1The Key Distinction: Facts vs Opinions
T/F/NG questions relate to factual claims in the passage — dates, figures, descriptions of events or processes. Y/N/NG questions relate to the writer's opinions, attitudes, views, and interpretations. YES means the statement agrees with the writer's view as expressed in the passage. NO means the statement contradicts the writer's view. NOT GIVEN means the writer does not express a view on the specific matter in the statement. Clue: Y/N/NG passages are typically opinion-based texts — academic arguments, editorial pieces, critical analyses — where the writer's position matters. T/F/NG passages tend to be more factual or descriptive.
2Identifying the Writer's View
Writers express opinions through language markers: explicit ('I argue that', 'it is clear that', 'it would be a mistake to') and implicit (word choice that signals attitude — 'unfortunately', 'merely', 'so-called', 'alarmingly'). To find the writer's view, look for: (1) explicit first-person statements of opinion, (2) evaluative adjectives (significant, problematic, excessive, valuable), (3) modal verbs indicating recommendation ('should', 'must', 'ought to'), (4) rhetorical structures ('some would argue… however, the evidence suggests'). When a statement in the question describes an opinion, find whether the writer directly endorses, contradicts, or simply does not address it.
3The NOT GIVEN Trap in Y/N/NG
The most common Y/N/NG error: choosing YES or NO when the answer is NOT GIVEN because the writer mentions a topic but does not express a view on the specific aspect the question addresses.

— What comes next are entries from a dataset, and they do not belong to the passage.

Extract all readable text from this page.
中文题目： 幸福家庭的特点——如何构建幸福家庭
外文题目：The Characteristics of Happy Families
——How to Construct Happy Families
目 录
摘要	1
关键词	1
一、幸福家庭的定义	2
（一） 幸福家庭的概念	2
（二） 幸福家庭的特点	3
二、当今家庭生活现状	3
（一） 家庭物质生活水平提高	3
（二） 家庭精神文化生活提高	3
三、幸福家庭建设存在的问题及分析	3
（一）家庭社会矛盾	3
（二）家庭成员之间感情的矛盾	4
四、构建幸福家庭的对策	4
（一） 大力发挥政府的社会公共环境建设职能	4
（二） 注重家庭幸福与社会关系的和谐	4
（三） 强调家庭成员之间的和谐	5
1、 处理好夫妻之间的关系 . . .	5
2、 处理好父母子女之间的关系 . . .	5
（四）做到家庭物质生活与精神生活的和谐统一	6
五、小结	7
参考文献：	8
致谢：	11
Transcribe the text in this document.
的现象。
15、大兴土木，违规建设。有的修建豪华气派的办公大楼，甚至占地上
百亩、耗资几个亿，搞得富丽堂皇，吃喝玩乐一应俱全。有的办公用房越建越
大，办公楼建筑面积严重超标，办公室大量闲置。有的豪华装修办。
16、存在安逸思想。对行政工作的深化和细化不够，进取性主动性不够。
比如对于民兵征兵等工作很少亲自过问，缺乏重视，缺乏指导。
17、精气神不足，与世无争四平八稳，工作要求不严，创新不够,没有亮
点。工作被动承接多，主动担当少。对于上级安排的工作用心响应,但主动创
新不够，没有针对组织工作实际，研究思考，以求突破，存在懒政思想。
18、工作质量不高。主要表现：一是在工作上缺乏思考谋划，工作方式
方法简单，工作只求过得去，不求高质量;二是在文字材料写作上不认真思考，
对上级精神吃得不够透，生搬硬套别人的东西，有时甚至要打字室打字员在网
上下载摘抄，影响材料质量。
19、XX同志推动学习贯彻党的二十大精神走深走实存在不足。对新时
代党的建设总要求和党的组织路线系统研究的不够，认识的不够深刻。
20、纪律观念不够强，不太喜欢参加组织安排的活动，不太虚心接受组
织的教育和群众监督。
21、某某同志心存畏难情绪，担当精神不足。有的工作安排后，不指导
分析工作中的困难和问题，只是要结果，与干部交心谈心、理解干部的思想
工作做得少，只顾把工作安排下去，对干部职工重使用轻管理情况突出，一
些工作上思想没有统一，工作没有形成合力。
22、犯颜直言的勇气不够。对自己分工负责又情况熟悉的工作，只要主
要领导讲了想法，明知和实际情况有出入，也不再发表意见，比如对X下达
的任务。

Example: Writer discusses the benefits of renewable energy. Statement: 'The writer believes renewable energy will completely replace fossil fuels within 50 years.' If the writer has praised renewable energy but never made a prediction about timeline or completeness of replacement — this is NOT GIVEN. The writer's enthusiasm for renewables does not constitute an opinion on this specific claim. NOT GIVEN is about the writer's silence on the specific question asked.
4Y/N/NG vs T/F/NG Practice Strategy
When you encounter question instructions, read them carefully: 'According to the passage, is the following TRUE/FALSE/NOT GIVEN' = factual T/F/NG. 'Do the following statements agree with the views/claims of the writer?' = opinion-based Y/N/NG. In practice, treat them as different tasks from the start. For Y/N/NG, actively look for author stance markers before evaluating each statement. Annotate the passage as you skim: mark paragraphs with + (writer positive/for), – (writer negative/against), or ? (neutral/descriptive). These annotations speed up question answering significantly.
🎯 Key Takeaway
Y/N/NG is subtler than T/F/NG because it requires you to interpret the writer's position rather than verify facts. The same logical discipline applies — but the focus shifts from factual agreement to authorial stance. Practise with opinion-based passages and explicitly look for the writer's evaluative language in each paragraph.